The Astonishing Color of After – Emily X.R. Pan

35604686The Astonishing Color of After by Emily X.R. Pan

My rating: 4.5 of 5 stars
Received: Publisher
Published: March 20th, 2018
Publisher: Little, Brown BFYR
Recommended Age: 14+
Pacing: Slow
Genres & Themes: Young Adult, Magical Realism, Family History, Romance, Culture


Leigh Chen Sanders is absolutely certain about one thing: When her mother died by suicide, she turned into a bird. Leigh, who is half Asian and half white, travels to Taiwan to meet her maternal grandparents for the first time. There, she is determined to find her mother, the bird. In her search, she winds up chasing after ghosts, uncovering family secrets, and forging a new relationship with her grandparents. And as she grieves, she must try to reconcile the fact that on the same day she kissed her best friend and longtime secret crush, Axel, her mother was taking her own life.


Some books you read because they’re not unpleasant or you don’t have a choice in the matter.

Other books you read because your body naturally gravitates to them, and for the sake of your sanity, you simply give in.

This is one of those books. The writing is so evocative that you will feel the intensity of everything the main character goes through to the marrow of your bones and be able to picture it all in your mind like a movie.

Normally, a story this long and slow would take me around a week to finish. Unlike the majority of you think, I don’t read fast. At all. I just read… a lot. But even if this novel lacks actual action, its words are a kind of beautiful that makes you overlook weaknesses. And besides, it is character-driven and there’s nothing wrong about that.

It’s also a magical realism story, but one that is in no way going to confuse you to the point where you’ll be tempted to give up on trying to understand the elements pertaining to the fantasy genre. Feng’s character is a bit funky, but other than that, I absolutely adored all characters and magical elements included here, especially the bird, of course.

The author does a fantastic job of three-dimensionalizing Leigh and her deceased mother, Dory. More often than not, I feel little connection to fictional people that passed away before I had gotten a chance to know them, but because we learn about Dory’s past gradually, the author going back to the root of the family drama, I couldn’t help but sympathize and understand what she went through.

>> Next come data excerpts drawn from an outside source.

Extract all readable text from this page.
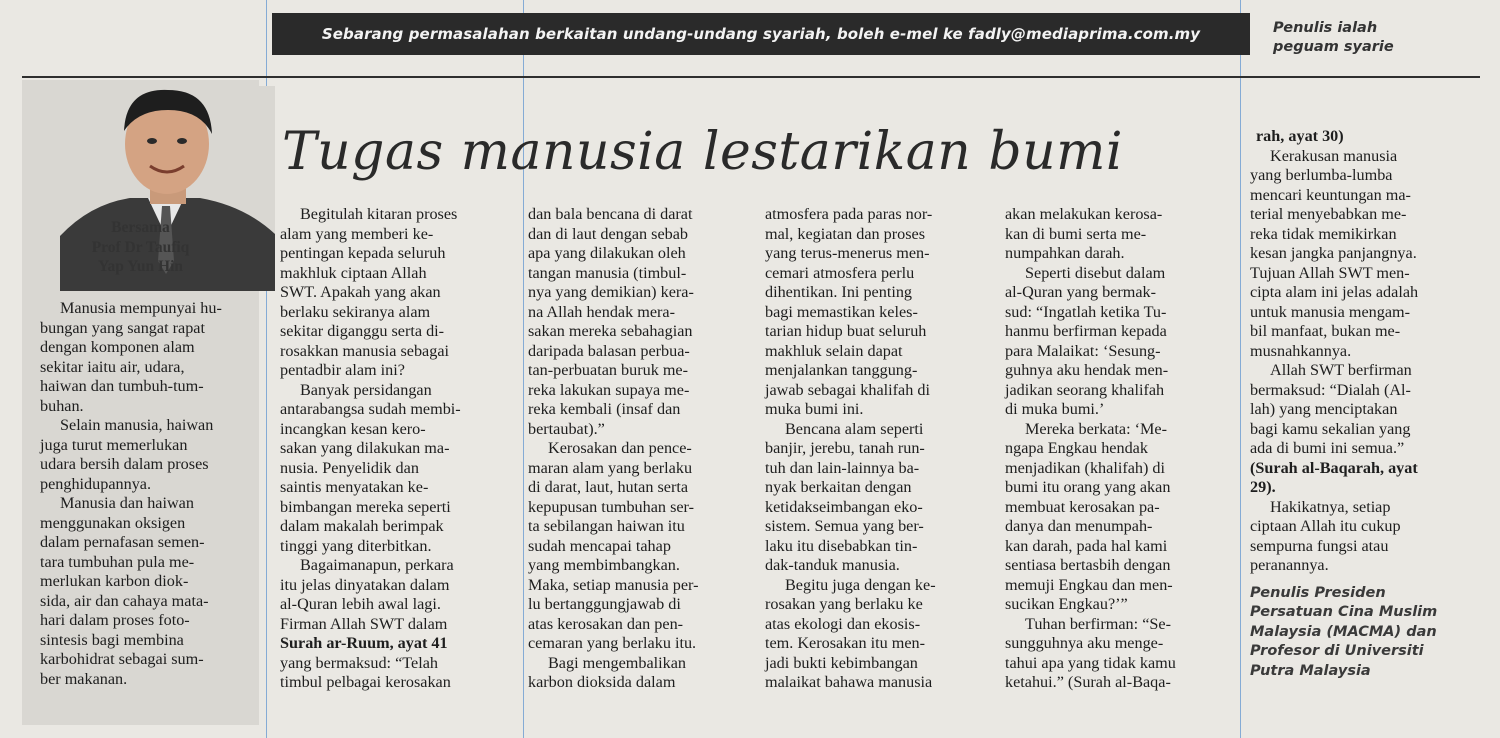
Sebarang permasalahan berkaitan undang-undang syariah, boleh e-mel ke fadly@mediaprima.com.my	Penulis ialah
peguam syarie
Bersama
Prof Dr Taufiq
Yap Yun Hin
Tugas manusia lestarikan bumi

Manusia mempunyai hu-

bungan yang sangat rapat

dengan komponen alam

sekitar iaitu air, udara,

haiwan dan tumbuh-tum-

buhan.

Selain manusia, haiwan

juga turut memerlukan

udara bersih dalam proses

penghidupannya.

Manusia dan haiwan

menggunakan oksigen

dalam pernafasan semen-

tara tumbuhan pula me-

merlukan karbon diok-

sida, air dan cahaya mata-

hari dalam proses foto-

sintesis bagi membina

karbohidrat sebagai sum-

ber makanan.

Begitulah kitaran proses

alam yang memberi ke-

pentingan kepada seluruh

makhluk ciptaan Allah

SWT. Apakah yang akan

berlaku sekiranya alam

sekitar diganggu serta di-

rosakkan manusia sebagai

pentadbir alam ini?

Banyak persidangan

antarabangsa sudah membi-

incangkan kesan kero-

sakan yang dilakukan ma-

nusia. Penyelidik dan

saintis menyatakan ke-

bimbangan mereka seperti

dalam makalah berimpak

tinggi yang diterbitkan.

Bagaimanapun, perkara

itu jelas dinyatakan dalam

al-Quran lebih awal lagi.

Firman Allah SWT dalam

Surah ar-Ruum, ayat 41

yang bermaksud: “Telah

timbul pelbagai kerosakan

dan bala bencana di darat

dan di laut dengan sebab

apa yang dilakukan oleh

tangan manusia (timbul-

nya yang demikian) kera-

na Allah hendak mera-

sakan mereka sebahagian

daripada balasan perbua-

tan-perbuatan buruk me-

reka lakukan supaya me-

reka kembali (insaf dan

bertaubat).”

Kerosakan dan pence-

maran alam yang berlaku

di darat, laut, hutan serta

kepupusan tumbuhan ser-

ta sebilangan haiwan itu

sudah mencapai tahap

yang membimbangkan.

Maka, setiap manusia per-

lu bertanggungjawab di

atas kerosakan dan pen-

cemaran yang berlaku itu.

Bagi mengembalikan

karbon dioksida dalam

atmosfera pada paras nor-

mal, kegiatan dan proses

yang terus-menerus men-

cemari atmosfera perlu

dihentikan. Ini penting

bagi memastikan keles-

tarian hidup buat seluruh

makhluk selain dapat

menjalankan tanggung-

jawab sebagai khalifah di

muka bumi ini.

Bencana alam seperti

banjir, jerebu, tanah run-

tuh dan lain-lainnya ba-

nyak berkaitan dengan

ketidakseimbangan eko-

sistem. Semua yang ber-

laku itu disebabkan tin-

dak-tanduk manusia.

Begitu juga dengan ke-

rosakan yang berlaku ke

atas ekologi dan ekosis-

tem. Kerosakan itu men-

jadi bukti kebimbangan

malaikat bahawa manusia

akan melakukan kerosa-

kan di bumi serta me-

numpahkan darah.

Seperti disebut dalam

al-Quran yang bermak-

sud: “Ingatlah ketika Tu-

hanmu berfirman kepada

para Malaikat: ‘Sesung-

guhnya aku hendak men-

jadikan seorang khalifah

di muka bumi.’

Mereka berkata: ‘Me-

ngapa Engkau hendak

menjadikan (khalifah) di

bumi itu orang yang akan

membuat kerosakan pa-

danya dan menumpah-

kan darah, pada hal kami

sentiasa bertasbih dengan

memuji Engkau dan men-

sucikan Engkau?’”

Tuhan berfirman: “Se-

sungguhnya aku menge-

tahui apa yang tidak kamu

ketahui.” (Surah al-Baqa-

rah, ayat 30)

Kerakusan manusia

yang berlumba-lumba

mencari keuntungan ma-

terial menyebabkan me-

reka tidak memikirkan

kesan jangka panjangnya.

Tujuan Allah SWT men-

cipta alam ini jelas adalah

untuk manusia mengam-

bil manfaat, bukan me-

musnahkannya.

Allah SWT berfirman

bermaksud: “Dialah (Al-

lah) yang menciptakan

bagi kamu sekalian yang

ada di bumi ini semua.”

(Surah al-Baqarah, ayat

29).

Hakikatnya, setiap

ciptaan Allah itu cukup

sempurna fungsi atau

peranannya.

Penulis Presiden
Persatuan Cina Muslim
Malaysia (MACMA) dan
Profesor di Universiti
Putra Malaysia
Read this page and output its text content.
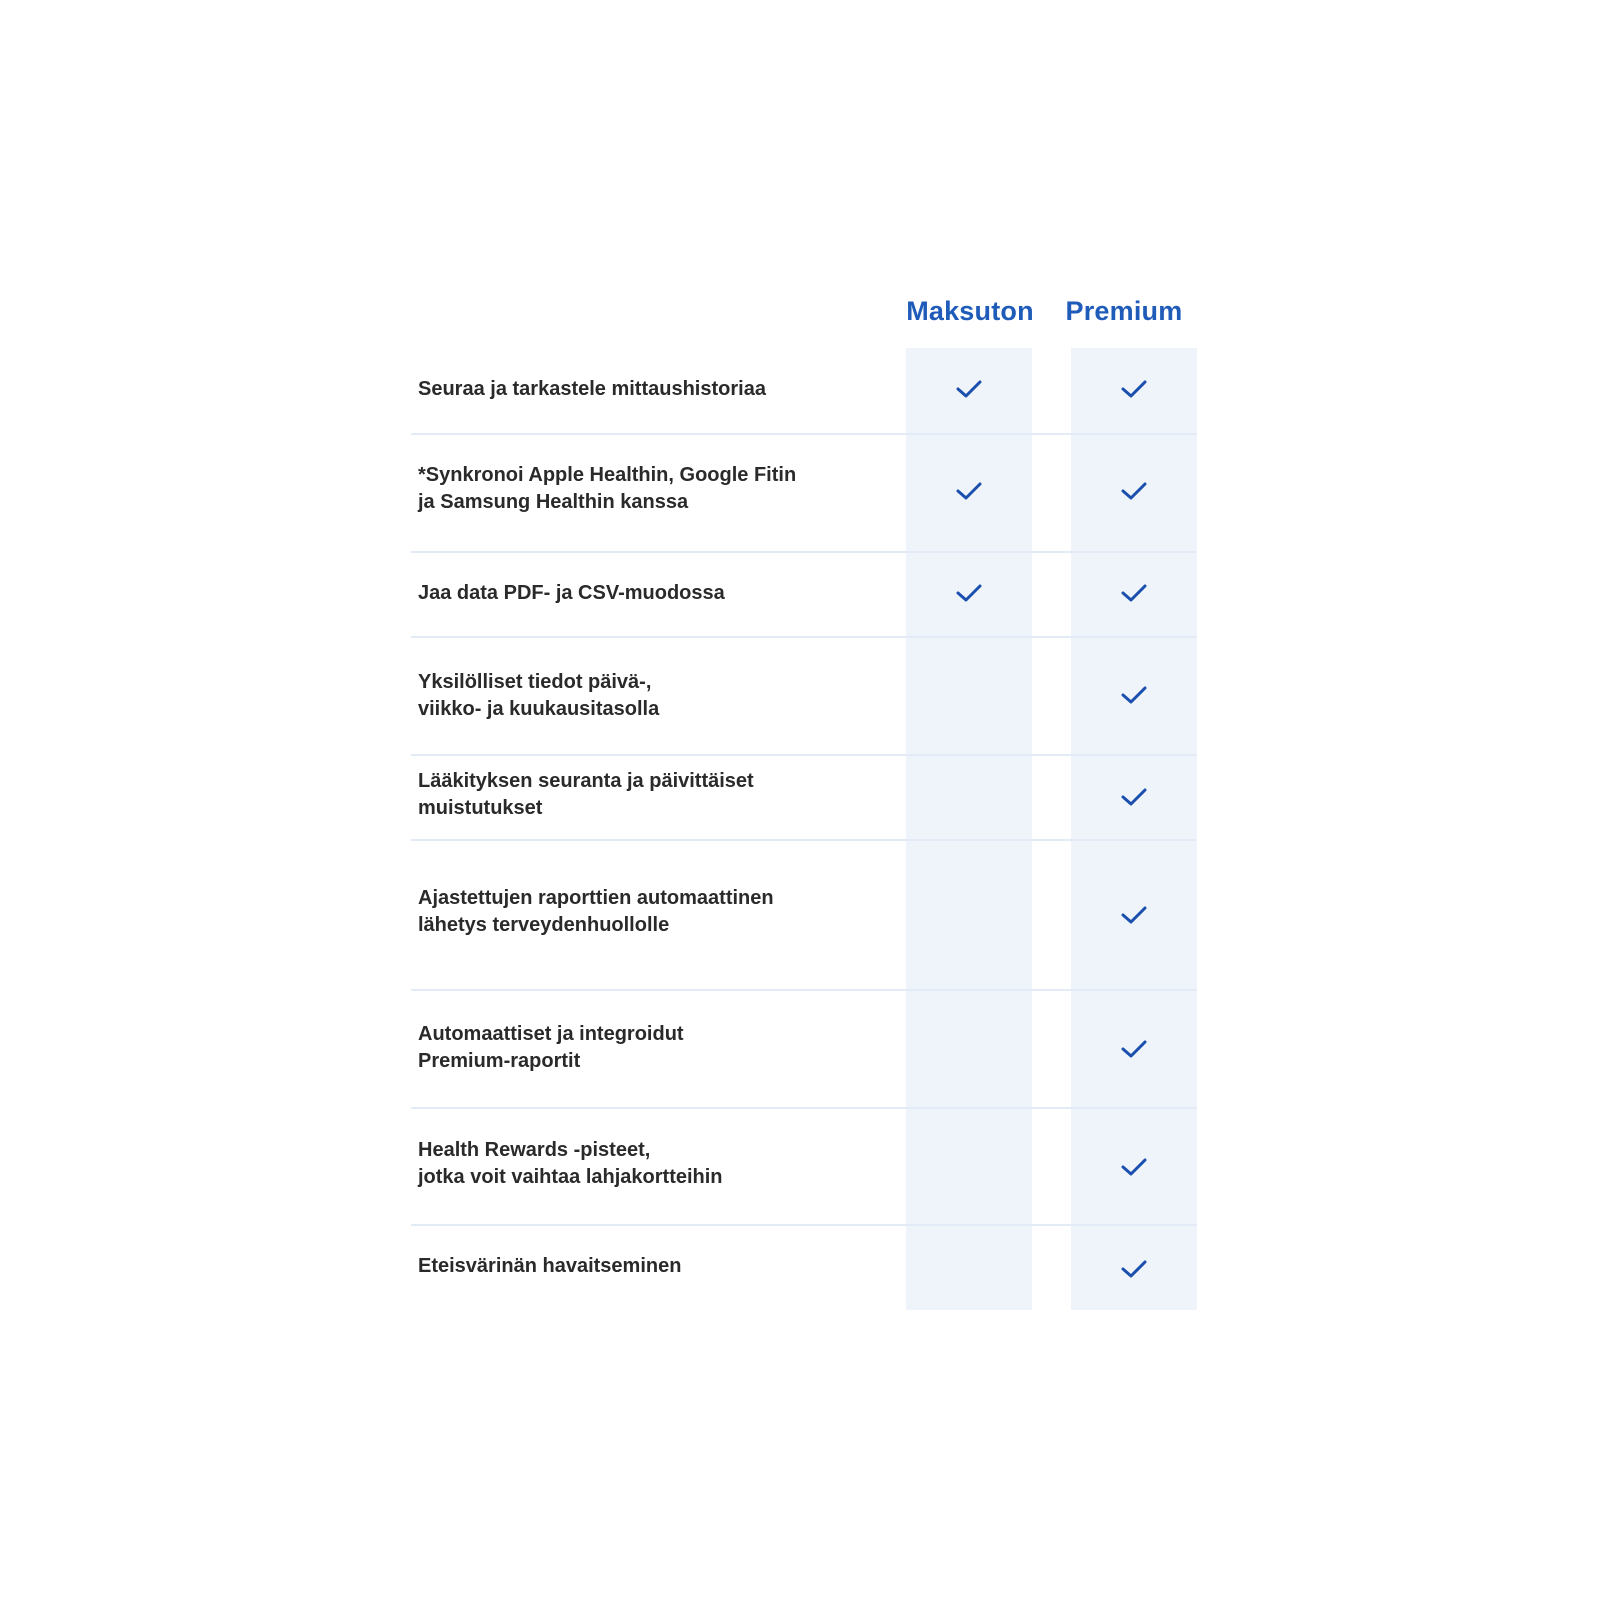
Maksuton	Premium
Seuraa ja tarkastele mittaushistoriaa
*Synkronoi Apple Healthin, Google Fitin
ja Samsung Healthin kanssa
Jaa data PDF- ja CSV-muodossa
Yksilölliset tiedot päivä-,
viikko- ja kuukausitasolla
Lääkityksen seuranta ja päivittäiset
muistutukset
Ajastettujen raporttien automaattinen
lähetys terveydenhuollolle
Automaattiset ja integroidut
Premium-raportit
Health Rewards -pisteet,
jotka voit vaihtaa lahjakortteihin
Eteisvärinän havaitseminen
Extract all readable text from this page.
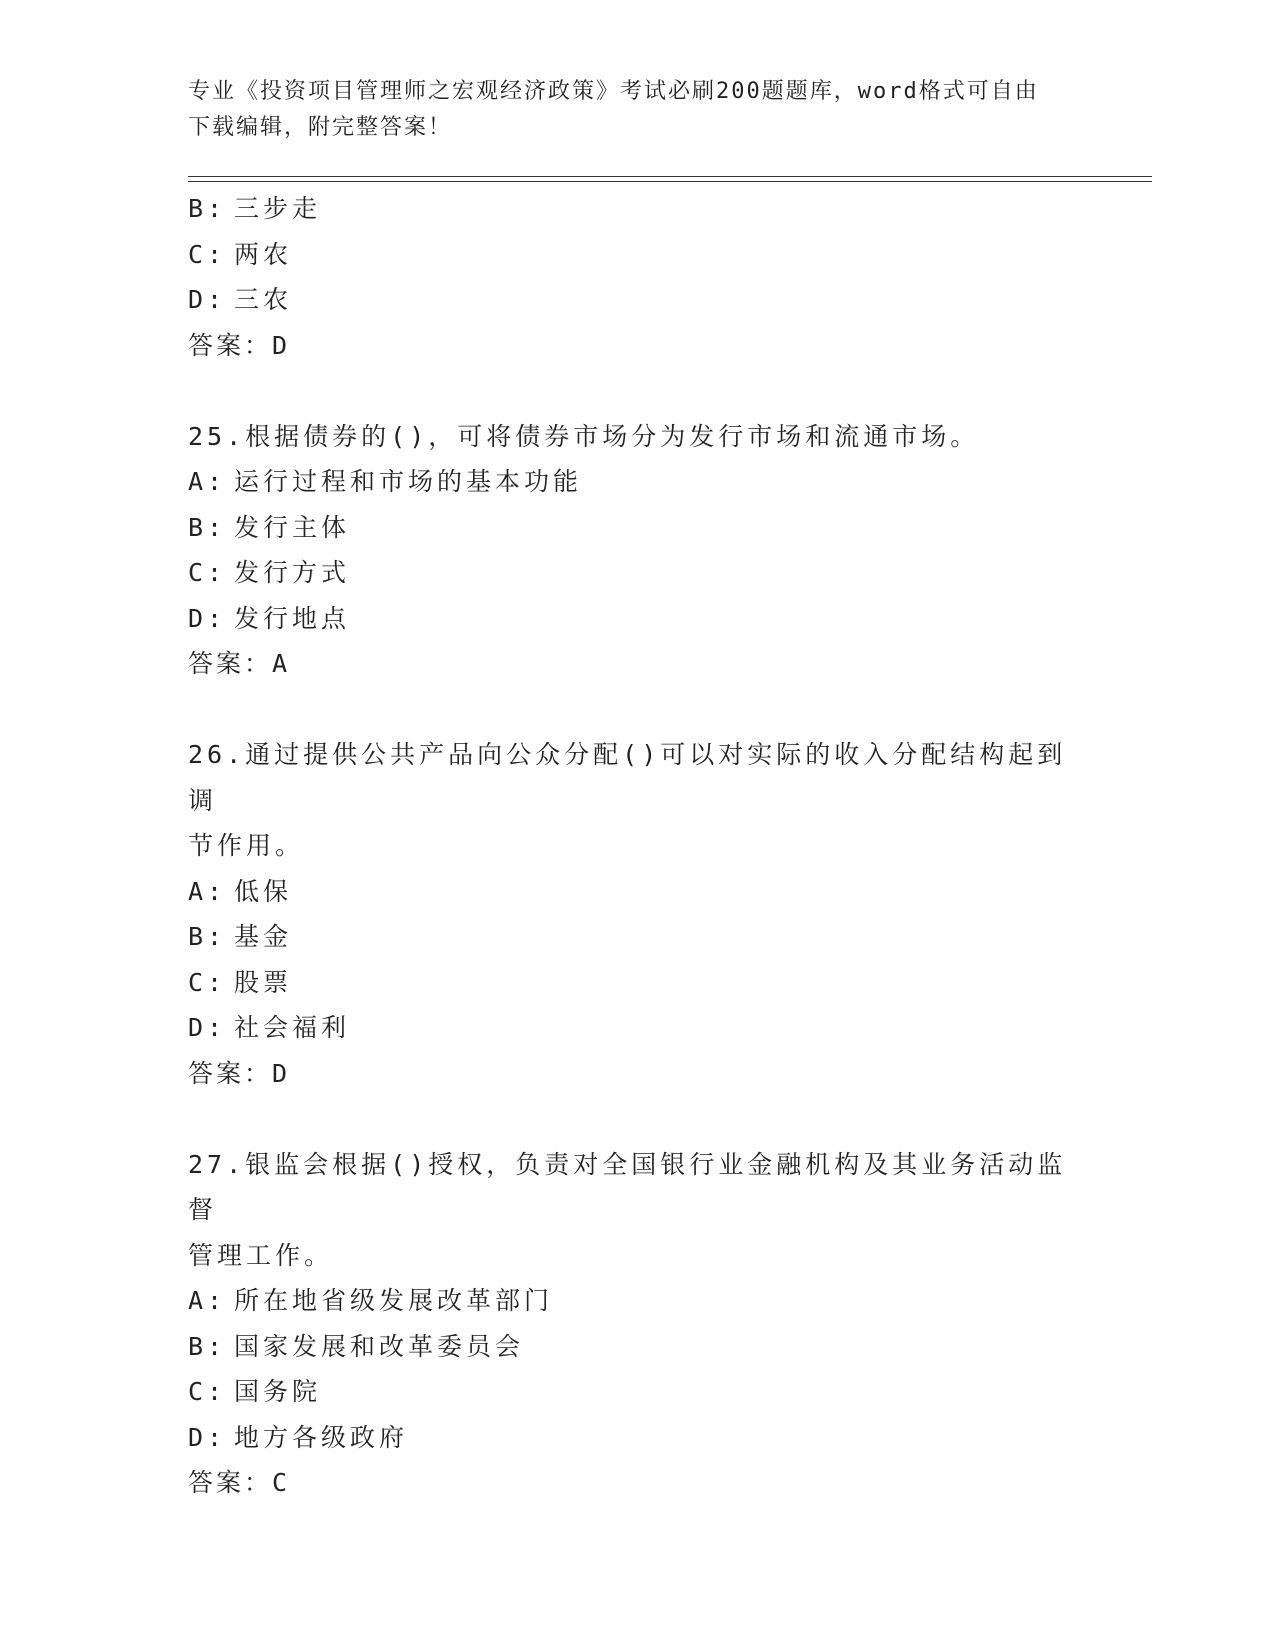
专业《投资项目管理师之宏观经济政策》考试必刷200题题库，word格式可自由
下载编辑，附完整答案！
B: 三步走
C: 两农
D: 三农
答案：D
25.根据债券的()，可将债券市场分为发行市场和流通市场。
A: 运行过程和市场的基本功能
B: 发行主体
C: 发行方式
D: 发行地点
答案：A
26.通过提供公共产品向公众分配()可以对实际的收入分配结构起到调
节作用。
A: 低保
B: 基金
C: 股票
D: 社会福利
答案：D
27.银监会根据()授权，负责对全国银行业金融机构及其业务活动监督
管理工作。
A: 所在地省级发展改革部门
B: 国家发展和改革委员会
C: 国务院
D: 地方各级政府
答案：C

Not only that, but the author never romanticizes depression or mental illness in general. There are, as mentioned, unrealistic elements, but these are tied to Leigh’s reaction to her mother’s death and the latter’s wish for her daughter to be exposed to her family history, something she was denied in the past.

Waves of happiness are running through me as I’m pondering the fact that this is a debut. This means that, logically speaking, more books from this author are to come! And isn’t that one strong reason to look forward to the future?